Hong's women rarely emerge unscathed, either, but they're usually smarter and more grounded than the men. Their fatal flaw is their passivity. Hong gets criticism for this by feminists, but in Korea the kind of scenarios he presents on film - brutish fella, weak-willed gal - is a common occurrence. The women in the director's films know the men they shack up with are clowns, but for some reason - is it that they don't expect anything more? or that they're attached to the idea of the sensitive, intelligent, elevated artist type so strongly that they succumb to it despite being confronted with the brutal truth? - they almost always end up folding. "Beach" is Hong's finest illustration of the second possibility - that the idea holds power, though the truth inevitably disappoints. The woman of the title, Moon-sook, mentions a few times in the film how much she admires Joong-rae as a film director, with the unspoken indicator that he doesn't measure up as a man. Unlike most of Hong's women, though, Moon-sook has the strength to disentangle herself from a relationship that's bound to go nowhere (Hong's women generally prefer to wallow in their martyr complex).

Joong-rae, the film director, is stunned when during a late-night soju session Moon-suk says she "seriously dated" two or three men while living for a few years in Germany. He continues to be fixated on this idea throughout the film, bursting out in front of Moon-sook once or twice, "I can't believe you slept with foreigners!" Hong's men are stuck in an adolescent state, and though they may be able to pull a fair approximation of adult behavior while sober, soju brings it all crashing down.

"Woman on the Beach" has been called Hong's most "accessible" film, and that's probably true. Though it contains a couple of his priceless soju-drunk scenes, it's his first without at least one painfully awkward sexual encounter. A concession to mainstream tastes? Or did Hong (unlike Tsai Ming-liang and Bruno Dumont this year) feel that it had just been overdone, that he simply had nothing to add to his gallery of such scenes?
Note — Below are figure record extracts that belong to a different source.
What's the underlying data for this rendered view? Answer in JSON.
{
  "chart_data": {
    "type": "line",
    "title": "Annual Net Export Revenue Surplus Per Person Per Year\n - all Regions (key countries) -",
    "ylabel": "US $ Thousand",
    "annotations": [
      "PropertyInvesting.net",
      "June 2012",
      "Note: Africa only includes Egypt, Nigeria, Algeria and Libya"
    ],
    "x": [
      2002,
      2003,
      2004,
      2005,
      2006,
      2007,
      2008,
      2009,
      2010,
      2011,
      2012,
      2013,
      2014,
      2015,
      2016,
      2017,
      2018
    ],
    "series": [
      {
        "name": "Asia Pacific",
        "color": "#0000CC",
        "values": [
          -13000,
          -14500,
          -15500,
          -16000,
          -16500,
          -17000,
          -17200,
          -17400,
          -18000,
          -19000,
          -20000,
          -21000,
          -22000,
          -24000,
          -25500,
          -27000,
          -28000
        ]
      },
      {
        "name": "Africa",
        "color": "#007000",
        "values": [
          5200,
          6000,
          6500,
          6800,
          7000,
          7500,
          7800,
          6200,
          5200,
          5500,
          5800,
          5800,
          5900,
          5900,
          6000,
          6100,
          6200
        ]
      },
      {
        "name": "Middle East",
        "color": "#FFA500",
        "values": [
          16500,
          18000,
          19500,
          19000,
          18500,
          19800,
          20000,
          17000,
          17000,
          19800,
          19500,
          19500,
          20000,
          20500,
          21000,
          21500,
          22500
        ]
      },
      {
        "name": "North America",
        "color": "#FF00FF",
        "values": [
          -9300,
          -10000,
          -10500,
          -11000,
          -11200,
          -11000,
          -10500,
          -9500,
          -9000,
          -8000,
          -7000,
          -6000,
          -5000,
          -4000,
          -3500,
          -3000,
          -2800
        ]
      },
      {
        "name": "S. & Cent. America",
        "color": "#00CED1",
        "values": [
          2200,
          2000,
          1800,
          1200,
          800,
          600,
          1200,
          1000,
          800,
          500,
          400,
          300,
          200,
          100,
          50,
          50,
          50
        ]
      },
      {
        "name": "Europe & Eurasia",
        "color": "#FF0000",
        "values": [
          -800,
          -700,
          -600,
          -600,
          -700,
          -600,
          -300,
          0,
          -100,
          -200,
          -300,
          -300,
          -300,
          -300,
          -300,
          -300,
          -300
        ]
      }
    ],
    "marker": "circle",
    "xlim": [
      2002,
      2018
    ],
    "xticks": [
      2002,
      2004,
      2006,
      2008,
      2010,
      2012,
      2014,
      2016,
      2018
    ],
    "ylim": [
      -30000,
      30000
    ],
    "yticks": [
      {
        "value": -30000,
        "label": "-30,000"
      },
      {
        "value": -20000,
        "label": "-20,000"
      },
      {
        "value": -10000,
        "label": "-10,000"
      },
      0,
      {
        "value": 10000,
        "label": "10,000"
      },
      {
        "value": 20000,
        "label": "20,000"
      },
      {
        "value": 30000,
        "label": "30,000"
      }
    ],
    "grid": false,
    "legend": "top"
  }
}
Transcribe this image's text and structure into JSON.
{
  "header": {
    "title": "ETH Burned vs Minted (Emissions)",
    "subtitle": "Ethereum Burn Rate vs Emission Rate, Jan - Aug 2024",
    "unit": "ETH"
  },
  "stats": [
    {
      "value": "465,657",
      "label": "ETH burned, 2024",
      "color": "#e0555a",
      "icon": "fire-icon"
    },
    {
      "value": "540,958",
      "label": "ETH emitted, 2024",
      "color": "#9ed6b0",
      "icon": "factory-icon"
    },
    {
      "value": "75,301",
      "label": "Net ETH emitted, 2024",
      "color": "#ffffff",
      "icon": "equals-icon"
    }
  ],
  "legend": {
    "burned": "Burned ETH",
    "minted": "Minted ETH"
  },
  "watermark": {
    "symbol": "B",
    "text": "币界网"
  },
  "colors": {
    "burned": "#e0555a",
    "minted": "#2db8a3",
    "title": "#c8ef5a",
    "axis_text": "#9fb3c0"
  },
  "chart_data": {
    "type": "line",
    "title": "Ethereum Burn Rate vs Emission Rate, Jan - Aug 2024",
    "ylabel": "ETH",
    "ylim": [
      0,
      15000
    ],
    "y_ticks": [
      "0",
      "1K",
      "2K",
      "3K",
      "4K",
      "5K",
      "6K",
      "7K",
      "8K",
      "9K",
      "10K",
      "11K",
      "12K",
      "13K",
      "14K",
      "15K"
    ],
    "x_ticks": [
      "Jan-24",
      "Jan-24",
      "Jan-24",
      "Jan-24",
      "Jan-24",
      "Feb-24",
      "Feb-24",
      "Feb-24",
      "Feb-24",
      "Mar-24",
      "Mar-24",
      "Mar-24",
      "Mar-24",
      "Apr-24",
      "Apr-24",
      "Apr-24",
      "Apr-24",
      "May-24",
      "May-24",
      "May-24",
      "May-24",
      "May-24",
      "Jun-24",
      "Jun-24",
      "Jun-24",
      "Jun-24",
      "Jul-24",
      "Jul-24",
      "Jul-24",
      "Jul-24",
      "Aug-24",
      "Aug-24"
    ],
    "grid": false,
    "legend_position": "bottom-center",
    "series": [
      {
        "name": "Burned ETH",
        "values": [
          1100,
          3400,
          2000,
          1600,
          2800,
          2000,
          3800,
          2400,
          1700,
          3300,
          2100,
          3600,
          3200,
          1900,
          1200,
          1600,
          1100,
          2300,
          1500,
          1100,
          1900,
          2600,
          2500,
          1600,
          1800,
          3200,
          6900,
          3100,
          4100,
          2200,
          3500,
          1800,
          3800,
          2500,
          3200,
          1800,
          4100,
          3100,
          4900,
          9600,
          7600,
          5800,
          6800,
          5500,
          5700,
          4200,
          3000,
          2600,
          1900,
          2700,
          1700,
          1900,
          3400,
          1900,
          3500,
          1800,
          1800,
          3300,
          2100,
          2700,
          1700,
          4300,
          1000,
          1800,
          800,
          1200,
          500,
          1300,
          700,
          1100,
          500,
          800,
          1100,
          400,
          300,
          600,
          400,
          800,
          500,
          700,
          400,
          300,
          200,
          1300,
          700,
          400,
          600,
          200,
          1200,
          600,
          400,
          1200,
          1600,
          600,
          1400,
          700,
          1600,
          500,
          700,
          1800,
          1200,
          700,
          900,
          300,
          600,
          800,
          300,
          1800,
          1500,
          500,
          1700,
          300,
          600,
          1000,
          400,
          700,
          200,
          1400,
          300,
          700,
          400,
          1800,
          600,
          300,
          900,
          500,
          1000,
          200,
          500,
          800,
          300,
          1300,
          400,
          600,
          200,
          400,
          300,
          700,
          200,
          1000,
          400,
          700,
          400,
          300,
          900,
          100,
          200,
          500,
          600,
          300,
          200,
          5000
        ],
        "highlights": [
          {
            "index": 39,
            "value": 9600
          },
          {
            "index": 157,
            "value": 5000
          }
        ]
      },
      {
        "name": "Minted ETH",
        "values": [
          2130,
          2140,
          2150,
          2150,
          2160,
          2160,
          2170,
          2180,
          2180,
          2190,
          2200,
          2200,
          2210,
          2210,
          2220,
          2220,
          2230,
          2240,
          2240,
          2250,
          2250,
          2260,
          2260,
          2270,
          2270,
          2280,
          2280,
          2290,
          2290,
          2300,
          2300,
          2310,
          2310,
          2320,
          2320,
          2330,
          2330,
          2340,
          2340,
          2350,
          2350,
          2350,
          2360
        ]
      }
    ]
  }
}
The lead actress, Go Hyeon-geong, supposedly voiced some trepidation when signing for the film at the thought of taking her clothes off - it's almost a requirement in a Hong film. Did he simply decide to respect her wishes? Hong's painful bedroom scenes are always memorable, but this film loses nothing from their exclusion. More accessible it may be, but it's not a sell-out. The invention, the accumulation of brilliant little details, and the cutting portraits of people in their folly is still there - and I haven't even mentioned the second woman yet, or I'd go on all day - and Hong Sang-soo is still one of the sharpest, and very best, filmmakers working today.